Instead of having $T_0$~and~$T_1 = T_0 + \DT$, we thus assume that when
computing the formulas we have access to $S_0$~and~$S_1$.
Then from $\Dt$,
$\omega = \frac{1}{\Dt}\log\left(1 + \frac{\DT}{T_0}\right)
= \frac{1}{\Dt}\log\left(\frac{T_1}{T_0}\right)
= \frac{1}{\Dt}\log\left(\frac{S_0}{S_1}\right)$.
From beats, $\omega = \frac{\DT}{\Db} = \frac{S_0 - S_1}{S_0S_1\Db}$ (or just
use $\omega = \left( \frac{1}{S_1} - \frac{1}{S_0} \right) / \Db$).
To compute $b$~from~$t$ we can use
$b = \frac{\e^{\omega t}-1}{S_0 \omega}$.
And for $S$~from~$t$ we have
$S = \frac{S_0}{\e^{\omega t}} = S_0\e^{-\omega t}$.
As for $t$~from~$b$ the formula becomes
$t = \frac{1}{\omega} \log \left( 1 + S_0 \omega b \right)$.
Lastly, for $S$~from~$b$ we can see:
\[ S = 1/T = \frac{1}{1/S_0 + \omega b} = \frac{S_0}{1+S_0\omega b}\]
Maybe we can also to compute and cache
$\omega' = S_0 \omega = \frac{S_0}{\Dt}\log\left(\frac{S_0}{S_1}\right)

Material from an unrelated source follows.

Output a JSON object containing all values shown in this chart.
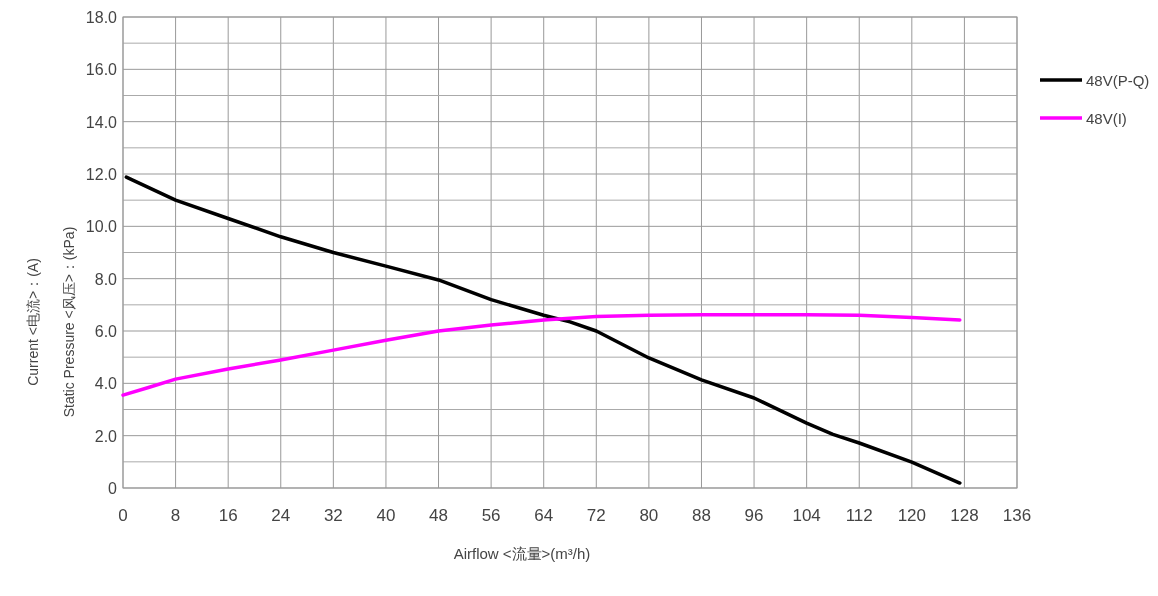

= \frac{S_0 - S_1}{S_1\Db}$
Which is in « per-beats » and occurs often in the formulas (but not
exclusively). Note that the fact that $\omega$~or~$\omega'$ is relevant is
\emph{not} depending on whether we compute from time or from beats, or even if
the ramp length is defined in time or in beats.
\end{document}